Permutation representations interpret abstract groups as groups of permutations via faithful actions; Arthur Cayley's theorem guarantees every finite group embeds in some symmetric group. Actions on coset spaces yield transitive permutation representations central to Évariste Galois's resolvent method and to modern Galois theory as developed further by Emil Artin and Richard Dedekind. Imprimitive and primitive action distinctions are crucial in the work of Camille Jordan and in the O'Nan–Scott theorem developed in the late 20th century by Michael O'Nan and Leonard Scott. Permutation characters and permutation modules connect to representation theory studied by Issai Schur and Richard Brauer and appear in analyses by Bertram Huppert.

Structural properties and classifications

Structure results tie permutation groups to subgroup lattices, Sylow theory, and normal series, themes from William Burnside and Otto Hölder. The study of primitive permutation groups led to the O'Nan–Scott classification, which interacts with the classification of finite simple groups finalized by researchers including Daniel Gorenstein and Robert Griess. Solvable permutation groups and Frobenius groups were characterized by Issai Schur and Bertram Huppert; Frobenius kernels and complementary subgroups feature in investigations by John Thompson and Walter Feit. The minimal degree of a permutation representation and base size research involve contributions from Peter Cameron and Charles Sims. Computational classification and algorithms owe much to Ákos Seress and Markus Conder in the context of permutation group algorithms used in GAP and Magma software projects.

Important subgroups and constructions

Stabilizers, pointwise stabilizers, and setwise stabilizers form fundamental subgroups described by Camille Jordan. Normalizers, centralizers, and core subgroups appear in the structural study found in work by Otto Hölder and William Burnside. Wreath products, direct and wreath product decompositions, and product action constructions are standard tools attributed to G. A. Miller and refined by John Conway. Regular subgroups and sharply k-transitive groups were classified in paths explored by Émile Mathieu and later researchers such as Leonard Scott. The Fitting subgroup, socle, and components play roles in the analysis of permutation group structure within the program led by Daniel Gorenstein and Michael Aschbacher.

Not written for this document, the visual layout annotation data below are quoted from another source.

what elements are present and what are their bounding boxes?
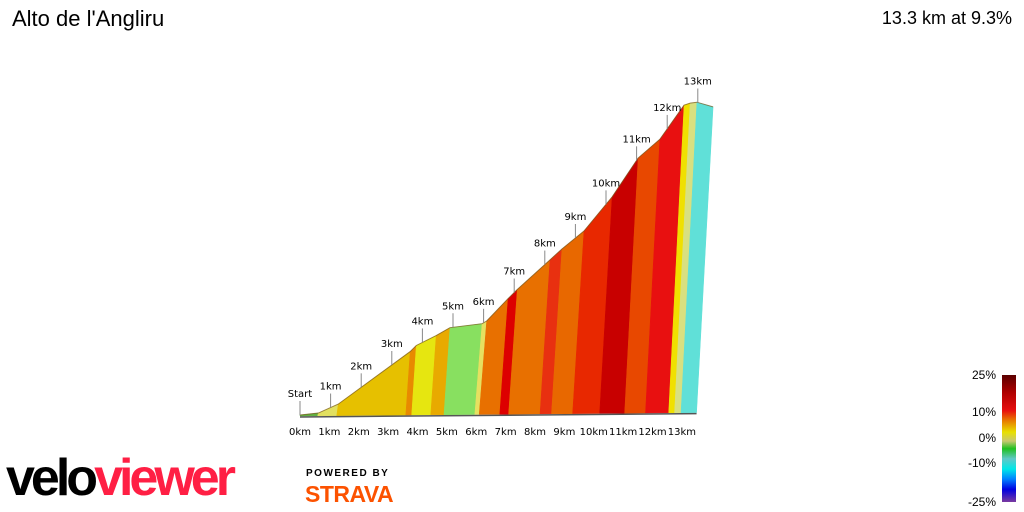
distance-tick-label: 11km — [609, 427, 637, 438]
profile-marker-label: 8km — [534, 239, 556, 250]
profile-marker-label: 5km — [442, 301, 464, 312]
veloviewer-logo[interactable]: veloviewer — [6, 449, 236, 507]
profile-marker-label: 10km — [592, 178, 620, 189]
profile-marker-label: 11km — [622, 134, 650, 145]
profile-marker-label: 9km — [564, 212, 586, 223]
gradient-segment — [336, 351, 411, 416]
profile-marker-label: 3km — [381, 339, 403, 350]
gradient-legend-bar — [1002, 375, 1016, 502]
distance-tick-label: 1km — [318, 427, 340, 438]
distance-tick-label: 5km — [436, 427, 458, 438]
distance-tick-label: 4km — [407, 427, 429, 438]
distance-tick-label: 13km — [668, 427, 696, 438]
distance-tick-label: 8km — [524, 427, 546, 438]
distance-tick-label: 7km — [495, 427, 517, 438]
distance-tick-label: 0km — [289, 427, 311, 438]
strava-logo[interactable]: STRAVA — [305, 481, 394, 507]
profile-marker-label: 7km — [503, 267, 525, 278]
legend-label: 10% — [971, 405, 996, 419]
legend-label: -10% — [967, 456, 996, 470]
distance-tick-label: 10km — [580, 427, 608, 438]
distance-tick-label: 6km — [465, 427, 487, 438]
profile-marker-label: Start — [288, 389, 313, 400]
logo-part: viewer — [94, 449, 236, 507]
climb-title: Alto de l'Angliru — [12, 6, 165, 31]
profile-marker-label: 13km — [684, 76, 712, 87]
distance-tick-label: 9km — [553, 427, 575, 438]
profile-outline — [299, 101, 714, 416]
profile-marker-label: 4km — [411, 316, 433, 327]
profile-base — [299, 412, 697, 418]
legend-label: 25% — [971, 368, 996, 382]
profile-marker-label: 1km — [320, 382, 342, 393]
profile-marker-label: 2km — [350, 361, 372, 372]
climb-summary: 13.3 km at 9.3% — [881, 8, 1012, 28]
powered-by-label: POWERED BY — [306, 468, 390, 479]
profile-marker-label: 6km — [473, 297, 495, 308]
logo-part: velo — [6, 449, 98, 507]
distance-tick-label: 12km — [638, 427, 666, 438]
distance-tick-label: 3km — [377, 427, 399, 438]
legend-label: -25% — [967, 495, 996, 509]
profile-marker-label: 12km — [653, 103, 681, 114]
distance-tick-label: 2km — [348, 427, 370, 438]
legend-label: 0% — [978, 431, 996, 445]
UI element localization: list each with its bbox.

Applications and connections to other fields

Permutation groups arise in Galois theory of polynomial equations as symmetry groups of roots, central to Évariste Galois's original insights; they also appear in algebraic number theory studied by Emil Artin. In combinatorics they govern automorphism groups of block designs, graphs, and finite geometries examined by E. T. Parker and R. C. Bose. Coding theory and cryptography exploit permutation group constructions in works by Claude Shannon-era and later cryptographers; chemical crystallography and molecular symmetry utilize permutation actions akin to those cataloged by Linus Pauling. Computational group theory implementations in GAP and Magma enable enumeration and algorithmic analysis, serving research in theoretical computer science and in enumerative problems pursued by Harald Helfgott and Timothy Gowers.